Şu anda dünyada bulunan devletlerin altın ve gümüşe dayalı olmayan paraları vardır. 1971'den itibaren Amerika başkanı Nixon doların altına çevrilmeyeceğini ve artık devlete güven esasına dayalı olacağını bildirdi. Bu tarihten önce dolar altına dayalı olduğu için dolar karşısında Amerika hazinesinden altın alınabiliyordu. Her dolar yaklaşık olarak 0,8 gram altın ediyordu. Bundan sonra, dolar sırf vesikalı kağıt haline geldi. Onunla mal alınır, ücret ödenir, altın ve gümüş alınır oldu. Dolar altına dayalı olmayan sadece mali muamele yapmak için bir vesikadır. Bütün dünya paralarının durumları ise dolardan farksız bir haldedir. Bu ortamda, siyaseten güçlü olan devletin parası daha güçlü olur, bütün dünya paralarıyla oynar, aynı anda mallarını ve servetlerini bedava alır.

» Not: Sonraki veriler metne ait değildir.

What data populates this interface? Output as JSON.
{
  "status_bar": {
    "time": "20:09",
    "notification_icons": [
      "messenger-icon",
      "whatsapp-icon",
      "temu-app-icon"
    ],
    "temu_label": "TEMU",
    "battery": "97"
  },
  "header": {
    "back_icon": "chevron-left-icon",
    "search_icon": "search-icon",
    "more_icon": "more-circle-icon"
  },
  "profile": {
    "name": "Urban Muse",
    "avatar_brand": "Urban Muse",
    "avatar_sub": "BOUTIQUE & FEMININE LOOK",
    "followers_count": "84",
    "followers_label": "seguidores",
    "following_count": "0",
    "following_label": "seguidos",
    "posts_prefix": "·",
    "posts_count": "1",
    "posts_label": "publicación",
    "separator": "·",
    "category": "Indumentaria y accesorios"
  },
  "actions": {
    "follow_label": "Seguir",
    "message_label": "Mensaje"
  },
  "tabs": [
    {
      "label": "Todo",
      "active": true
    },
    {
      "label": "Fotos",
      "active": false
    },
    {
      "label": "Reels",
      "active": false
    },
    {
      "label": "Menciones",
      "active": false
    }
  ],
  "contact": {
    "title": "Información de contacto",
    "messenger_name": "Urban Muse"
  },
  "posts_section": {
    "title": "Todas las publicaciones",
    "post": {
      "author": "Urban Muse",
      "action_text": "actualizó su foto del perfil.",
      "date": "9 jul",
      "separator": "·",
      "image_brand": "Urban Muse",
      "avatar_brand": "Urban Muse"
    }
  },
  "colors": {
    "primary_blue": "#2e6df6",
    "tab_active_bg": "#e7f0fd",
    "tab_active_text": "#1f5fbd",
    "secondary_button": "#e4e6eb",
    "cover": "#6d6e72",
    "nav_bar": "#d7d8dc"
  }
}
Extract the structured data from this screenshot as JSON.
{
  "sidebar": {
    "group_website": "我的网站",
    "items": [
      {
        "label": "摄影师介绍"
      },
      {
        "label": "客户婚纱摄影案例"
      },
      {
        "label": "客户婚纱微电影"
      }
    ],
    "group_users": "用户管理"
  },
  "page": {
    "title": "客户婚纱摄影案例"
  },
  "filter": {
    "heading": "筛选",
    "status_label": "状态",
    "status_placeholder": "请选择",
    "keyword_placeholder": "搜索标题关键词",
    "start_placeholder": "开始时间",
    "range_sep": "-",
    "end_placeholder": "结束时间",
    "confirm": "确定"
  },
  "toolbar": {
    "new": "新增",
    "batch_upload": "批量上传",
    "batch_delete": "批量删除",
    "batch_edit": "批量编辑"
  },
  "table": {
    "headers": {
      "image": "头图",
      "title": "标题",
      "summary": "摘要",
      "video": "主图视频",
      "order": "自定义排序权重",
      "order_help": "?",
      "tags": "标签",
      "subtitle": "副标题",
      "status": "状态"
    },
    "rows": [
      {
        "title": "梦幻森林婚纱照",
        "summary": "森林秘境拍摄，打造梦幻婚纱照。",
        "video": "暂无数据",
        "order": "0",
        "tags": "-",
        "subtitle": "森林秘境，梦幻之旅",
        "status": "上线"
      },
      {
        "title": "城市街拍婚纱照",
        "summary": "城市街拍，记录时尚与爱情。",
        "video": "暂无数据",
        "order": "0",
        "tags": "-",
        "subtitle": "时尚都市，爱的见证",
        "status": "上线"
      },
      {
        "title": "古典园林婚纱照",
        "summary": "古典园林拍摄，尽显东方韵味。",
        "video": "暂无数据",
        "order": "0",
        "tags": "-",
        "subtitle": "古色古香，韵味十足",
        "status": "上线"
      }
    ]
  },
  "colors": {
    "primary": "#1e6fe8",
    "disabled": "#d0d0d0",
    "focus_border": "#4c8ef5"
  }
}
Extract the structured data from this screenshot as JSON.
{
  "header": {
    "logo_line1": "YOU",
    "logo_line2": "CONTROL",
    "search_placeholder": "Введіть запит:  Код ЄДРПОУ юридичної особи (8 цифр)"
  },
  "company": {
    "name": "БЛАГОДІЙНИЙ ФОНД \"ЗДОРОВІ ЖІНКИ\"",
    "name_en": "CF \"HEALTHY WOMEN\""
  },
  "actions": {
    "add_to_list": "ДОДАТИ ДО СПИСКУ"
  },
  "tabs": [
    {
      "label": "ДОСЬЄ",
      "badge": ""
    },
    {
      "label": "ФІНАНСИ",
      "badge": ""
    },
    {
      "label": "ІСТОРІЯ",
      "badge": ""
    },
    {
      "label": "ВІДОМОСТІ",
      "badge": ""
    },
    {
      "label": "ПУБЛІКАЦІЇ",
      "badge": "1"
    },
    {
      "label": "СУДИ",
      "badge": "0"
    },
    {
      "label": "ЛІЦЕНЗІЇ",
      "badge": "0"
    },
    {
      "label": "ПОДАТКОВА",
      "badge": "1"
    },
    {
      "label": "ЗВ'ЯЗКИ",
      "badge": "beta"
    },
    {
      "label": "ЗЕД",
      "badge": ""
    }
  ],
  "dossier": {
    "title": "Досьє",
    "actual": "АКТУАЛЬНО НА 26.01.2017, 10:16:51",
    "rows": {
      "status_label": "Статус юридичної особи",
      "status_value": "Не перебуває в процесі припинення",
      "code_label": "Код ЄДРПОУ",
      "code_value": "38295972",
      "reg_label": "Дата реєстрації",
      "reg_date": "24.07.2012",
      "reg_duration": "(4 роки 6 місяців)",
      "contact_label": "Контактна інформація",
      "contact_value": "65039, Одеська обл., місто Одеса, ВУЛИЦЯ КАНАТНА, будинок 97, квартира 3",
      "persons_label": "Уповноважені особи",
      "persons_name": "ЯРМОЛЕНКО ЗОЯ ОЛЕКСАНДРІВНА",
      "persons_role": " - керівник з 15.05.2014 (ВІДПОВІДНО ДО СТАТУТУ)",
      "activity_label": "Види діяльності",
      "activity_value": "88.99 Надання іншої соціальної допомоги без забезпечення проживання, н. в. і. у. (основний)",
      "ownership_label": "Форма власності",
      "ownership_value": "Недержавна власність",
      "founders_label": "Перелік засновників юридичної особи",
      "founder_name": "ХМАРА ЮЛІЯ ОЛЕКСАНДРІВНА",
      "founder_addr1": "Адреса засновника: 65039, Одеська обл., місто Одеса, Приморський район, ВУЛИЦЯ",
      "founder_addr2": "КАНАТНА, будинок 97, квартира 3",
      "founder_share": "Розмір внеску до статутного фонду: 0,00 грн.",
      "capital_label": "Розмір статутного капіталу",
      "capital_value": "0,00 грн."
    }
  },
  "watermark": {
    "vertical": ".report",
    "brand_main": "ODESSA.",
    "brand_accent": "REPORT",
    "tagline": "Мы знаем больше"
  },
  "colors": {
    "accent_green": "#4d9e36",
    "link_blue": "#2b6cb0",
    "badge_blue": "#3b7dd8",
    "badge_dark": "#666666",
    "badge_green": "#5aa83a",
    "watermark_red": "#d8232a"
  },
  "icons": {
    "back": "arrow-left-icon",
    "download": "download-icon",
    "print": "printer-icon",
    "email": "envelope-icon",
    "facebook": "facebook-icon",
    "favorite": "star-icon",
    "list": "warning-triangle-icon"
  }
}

Önceleri Amerikan petrol ve başka ham maddeler alırken altına dayalı dolar veriyordu. Yani altın veriyordu. Bundan petrol sahipleri zarar görmüyorlardı. Çünkü, karşısında değerli maden olan altın var idi. Ama 1971'den itibaren sırf kağıt alıyorlar. Artık, petrol gibi siyah altın denilen değerli mal veriyorlar sarı altın alamıyorlar. Şu anda aldıkları sadece kağıt bir vesikadır. Bu vesikalı kağıt ise bir anda düşebilir. Amerika hep dolarla oynuyor ve çıkarına göre yükseltiyor veya düşürüyor. Yetmişli yıllardaki petrol krizinde petrol fiyatları bir hayli yükseldi. O zaman ABD doların değerini düşürttü ve bütün gördüğü zararı kapattı, hatta kârlı çıktı en az 16 milyar dolar kar etti. Suudlu biri bir radyoyu 50 dolara alıyorsa, doların değeri düşünce bu radyonun fiyatı 70 dolara kadar çıktı. Artık, aynı eşya için daha fazla para ödemeye mecbur kaldı.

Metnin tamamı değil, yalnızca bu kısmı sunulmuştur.